So I never got around to finish my Thanksgiving coverage during my vacation last week, but here are a few pieces of information I promised about the holiday.
First of all, in mathematics, we did a little work with some numbers related to Thanksgiving. Students applied some knowledge about written and standard notation, units of measurment, and estimation to try to match up some numbers with some facts related to Thanksgiving courtesy of the US Census Bureau. Other than simply taking the census every 10 years, the Census Bureau keeps busy with all kinds of other facts and figures, and periodically they publish figures relating to a holiday. I took information from this press release and mixed it up so that students had to work to put it back together the best that they could. For instance, did you know that a projected 250,000,000 turkeys will be raised in the United States in 2009 and be sold for an estimated $3,900,000,000. Also, 1,800,000,000 pounds of sweet potatoes are forecasted to be grown in the U.S. in 2009, with 437 million of those pounds being grown in the state of California. Additionally, we learned some other kinds of info such as the fact that there are 3 places In the U.S. called turkey, 5 called some spelling variation of Cranberry, and 28 called Plymouth, and that the average American eats 13.8 pounds of turkey a year. For more facts like these take a look at the Thanksgiving Press Release and other holiday press releases on the US Census Beurau’s Facts for Features webpage.
As to some other info about the history of Thanksgiving, in class we looked at a timeline of events related to the Thanksgiving holiday. Some of the important dates included in 1631 when a formal declaration of Thanksgiving was made when a ship full of supplies that was feared to be lost at sea pulled into Boston Harbor, December 18, 1775, when the Continental Congress declared December 18 to be a national day of Thanksgiving in celebration of the win at the Battle of Saratoga, November 26, 1789, when George Washington issued the first Thanksgiving Proclamation by a President of the United States, and October 3, 1863, when Abraham Lincoln issued a proclamation for a nationwide day of Thanksgiving as the last Thursday of November. As we discovered, Thanksgiving has roots that expand beyond just the harvest celebration in 1621.

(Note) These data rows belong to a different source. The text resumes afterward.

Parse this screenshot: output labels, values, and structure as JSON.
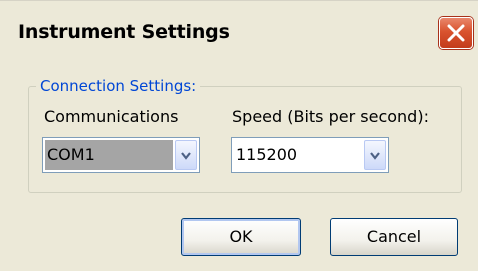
{
  "window": {
    "title": "Instrument Settings"
  },
  "icons": {
    "close": "close-icon",
    "dropdown": "chevron-down-icon"
  },
  "group": {
    "legend": "Connection Settings:",
    "communications": {
      "label": "Communications",
      "value": "COM1"
    },
    "speed": {
      "label": "Speed (Bits per second):",
      "value": "115200"
    }
  },
  "buttons": {
    "ok": "OK",
    "cancel": "Cancel"
  },
  "colors": {
    "legend": "#0046d5",
    "close": "#d9532e",
    "dialog_bg": "#ece9d8"
  }
}
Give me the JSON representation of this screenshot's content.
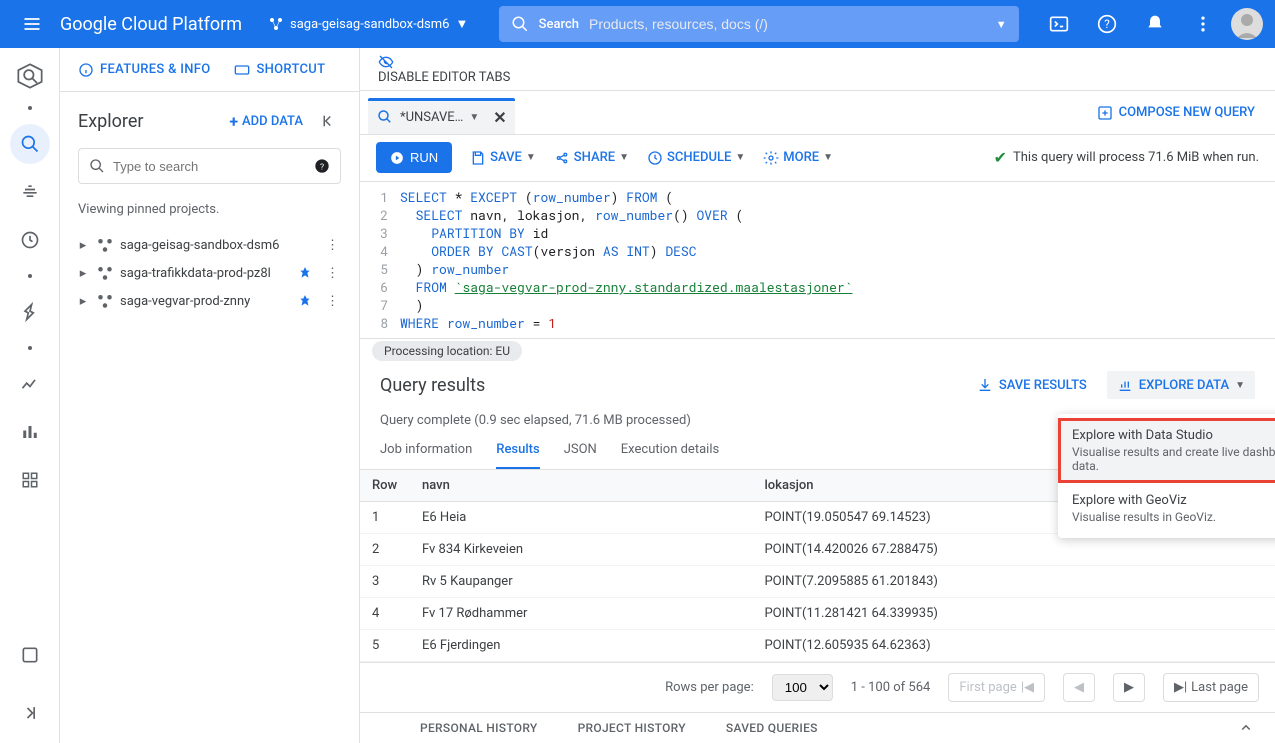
{
  "header": {
    "logo": "Google Cloud Platform",
    "project": "saga-geisag-sandbox-dsm6",
    "search_label": "Search",
    "search_placeholder": "Products, resources, docs (/)"
  },
  "top_actions": {
    "features": "FEATURES & INFO",
    "shortcut": "SHORTCUT",
    "disable_tabs": "DISABLE EDITOR TABS"
  },
  "explorer": {
    "title": "Explorer",
    "add_data": "ADD DATA",
    "search_placeholder": "Type to search",
    "pin_text": "Viewing pinned projects.",
    "projects": [
      {
        "name": "saga-geisag-sandbox-dsm6",
        "pinned": false
      },
      {
        "name": "saga-trafikkdata-prod-pz8l",
        "pinned": true
      },
      {
        "name": "saga-vegvar-prod-znny",
        "pinned": true
      }
    ]
  },
  "tabs": {
    "active": "*UNSAVE…",
    "compose": "COMPOSE NEW QUERY"
  },
  "toolbar": {
    "run": "RUN",
    "save": "SAVE",
    "share": "SHARE",
    "schedule": "SCHEDULE",
    "more": "MORE",
    "process_msg": "This query will process 71.6 MiB when run."
  },
  "sql": {
    "lines": [
      {
        "n": 1,
        "tokens": [
          [
            "kw",
            "SELECT"
          ],
          [
            "id",
            " * "
          ],
          [
            "kw",
            "EXCEPT"
          ],
          [
            "id",
            " ("
          ],
          [
            "fn",
            "row_number"
          ],
          [
            "id",
            ") "
          ],
          [
            "kw",
            "FROM"
          ],
          [
            "id",
            " ("
          ]
        ]
      },
      {
        "n": 2,
        "tokens": [
          [
            "id",
            "  "
          ],
          [
            "kw",
            "SELECT"
          ],
          [
            "id",
            " navn, lokasjon, "
          ],
          [
            "fn",
            "row_number"
          ],
          [
            "id",
            "() "
          ],
          [
            "kw",
            "OVER"
          ],
          [
            "id",
            " ("
          ]
        ]
      },
      {
        "n": 3,
        "tokens": [
          [
            "id",
            "    "
          ],
          [
            "kw",
            "PARTITION BY"
          ],
          [
            "id",
            " id"
          ]
        ]
      },
      {
        "n": 4,
        "tokens": [
          [
            "id",
            "    "
          ],
          [
            "kw",
            "ORDER BY"
          ],
          [
            "id",
            " "
          ],
          [
            "kw",
            "CAST"
          ],
          [
            "id",
            "(versjon "
          ],
          [
            "kw",
            "AS"
          ],
          [
            "id",
            " "
          ],
          [
            "kw",
            "INT"
          ],
          [
            "id",
            ") "
          ],
          [
            "kw",
            "DESC"
          ]
        ]
      },
      {
        "n": 5,
        "tokens": [
          [
            "id",
            "  ) "
          ],
          [
            "fn",
            "row_number"
          ]
        ]
      },
      {
        "n": 6,
        "tokens": [
          [
            "id",
            "  "
          ],
          [
            "kw",
            "FROM"
          ],
          [
            "id",
            " "
          ],
          [
            "str",
            "`saga-vegvar-prod-znny.standardized.maalestasjoner`"
          ]
        ]
      },
      {
        "n": 7,
        "tokens": [
          [
            "id",
            "  )"
          ]
        ]
      },
      {
        "n": 8,
        "tokens": [
          [
            "kw",
            "WHERE"
          ],
          [
            "id",
            " "
          ],
          [
            "fn",
            "row_number"
          ],
          [
            "id",
            " = "
          ],
          [
            "num",
            "1"
          ]
        ]
      }
    ],
    "proc_loc": "Processing location: EU"
  },
  "results": {
    "title": "Query results",
    "save": "SAVE RESULTS",
    "explore": "EXPLORE DATA",
    "complete": "Query complete (0.9 sec elapsed, 71.6 MB processed)",
    "tabs": [
      "Job information",
      "Results",
      "JSON",
      "Execution details"
    ],
    "active_tab": "Results",
    "columns": [
      "Row",
      "navn",
      "lokasjon"
    ],
    "rows": [
      {
        "row": "1",
        "navn": "E6 Heia",
        "lokasjon": "POINT(19.050547 69.14523)"
      },
      {
        "row": "2",
        "navn": "Fv 834 Kirkeveien",
        "lokasjon": "POINT(14.420026 67.288475)"
      },
      {
        "row": "3",
        "navn": "Rv 5 Kaupanger",
        "lokasjon": "POINT(7.2095885 61.201843)"
      },
      {
        "row": "4",
        "navn": "Fv 17 Rødhammer",
        "lokasjon": "POINT(11.281421 64.339935)"
      },
      {
        "row": "5",
        "navn": "E6 Fjerdingen",
        "lokasjon": "POINT(12.605935 64.62363)"
      }
    ],
    "footer": {
      "rows_per_page_label": "Rows per page:",
      "rows_per_page": "100",
      "range": "1 - 100 of 564",
      "first": "First page",
      "last": "Last page"
    }
  },
  "dropdown": {
    "items": [
      {
        "title": "Explore with Data Studio",
        "desc": "Visualise results and create live dashboards from your data.",
        "highlighted": true
      },
      {
        "title": "Explore with GeoViz",
        "desc": "Visualise results in GeoViz.",
        "highlighted": false
      }
    ]
  },
  "history": {
    "personal": "PERSONAL HISTORY",
    "project": "PROJECT HISTORY",
    "saved": "SAVED QUERIES"
  }
}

Today, we started the week off with a quickwrite on a quote by Mark Twain. We will revisit his words several times this week in recognition of his birthday on November 30, 1835. Do any of you readers out there have a favorite Mark Twain quote? I always enjoy hearing his clever wit and witticisms.
For vocabulary this week, we are focusing on the roots micro, mega, super, and hyper. We will learn more about the words tomorrow, and then add some sentences to the wiki later on.
Several of the students did their poetry recitations today in class, and I must say I was very impressed. The students who shared obviously put a great deal of effort into practicing and memorizing the words of their poems. The whole class really enjoyed listening to a wide variety of poems. I am excited to hear the rest of them over the next few days.
Speaking of poetry, our next big fundraising event is just around the corner, and it happens to involve some poetry. I sent home some additional information and an availability sign up sheet about the book sale and poetry reading going on at Books Inc. on 4th st. on Saturday from 6pm to 9pm. Here is a copy of the flier. We hope to see lots of 5th Grade families and other BAM families too!
- Language Arts: Vocabulary Sort
- Mathematics: Decimal review worksheet
- Other: Return availability sheet for Books Inc. fundraiser by Wednesday.
- Reading: Read for 20 minutes and write predictions in Reading Log.